Study on heat transfer characteristics and mechanical properties degradation of hydrogen storage cylinders under fire conditions

As the most common containers for hydrogen fuel cell vehicles, the development of hydrogen storage cylinders has attracted significant attention. However, due to the inherent flammability of hydrogen, fire incidents can lead to various forms of material damage and structural failure in these cylinders. In this study, a CFD model was established to simulate hydrogen storage cylinder exposed to fire, and a coupled thermal-fluid-structure FEA model of the cylinders was developed through module correlation. The models examined heat transfer characteristics, mechanical responses, and progressive failure mechanisms under fire conditions, providing predictions for burst pressure and fire resistance time.

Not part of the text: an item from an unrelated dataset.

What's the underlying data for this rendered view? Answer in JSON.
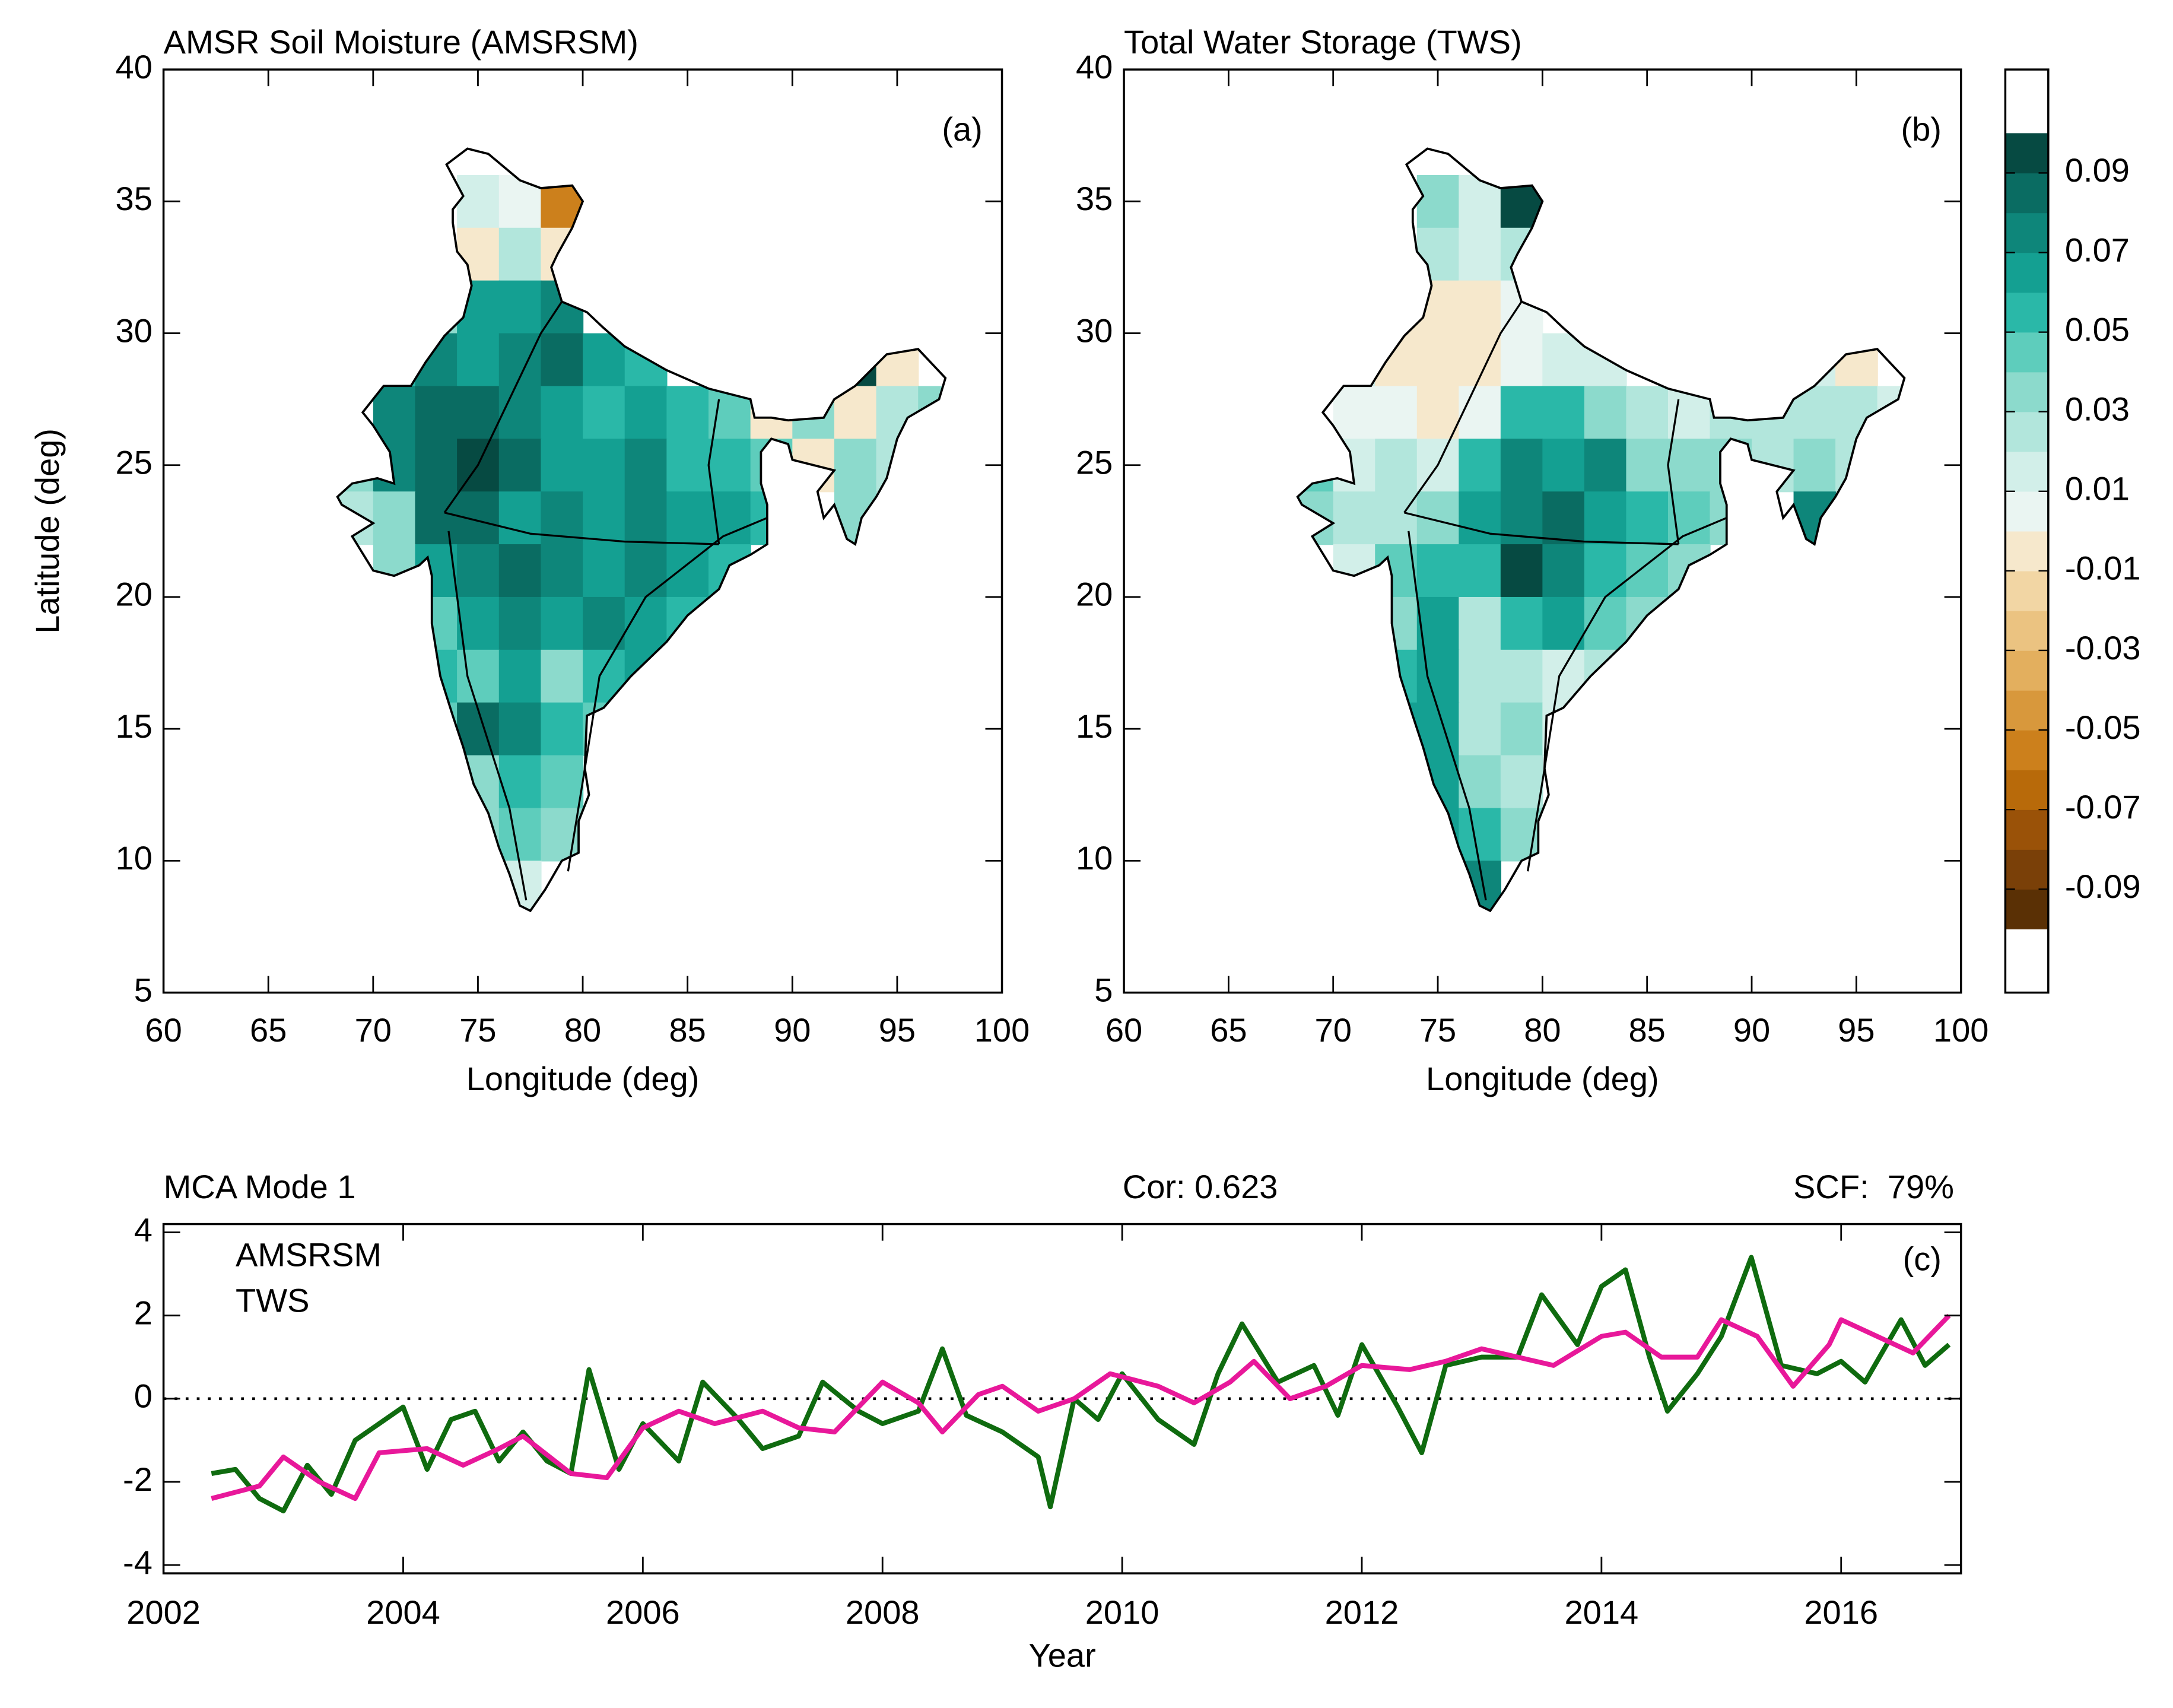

Results indicate significant temperature variations across different regions of the cylinder's outer surface, with distinct stratification of wall temperatures, particularly pronounced near the Pressure Relief Device (PRD) region. The cylinder experiences coupled effects of external fire thermal loads and internal hydrogen pressure loads, resulting in an increase in equivalent stress with prolonged exposure to fire, leading to an uneven distribution of stress throughout the cylinder. Under fire conditions, the primary failure modes of the cylinder's composite material layers include fiber fracture failure (pf) and matrix tensile failure (pmA), with delamination failure (pd) observed exclusively at the rear end of the cylinder.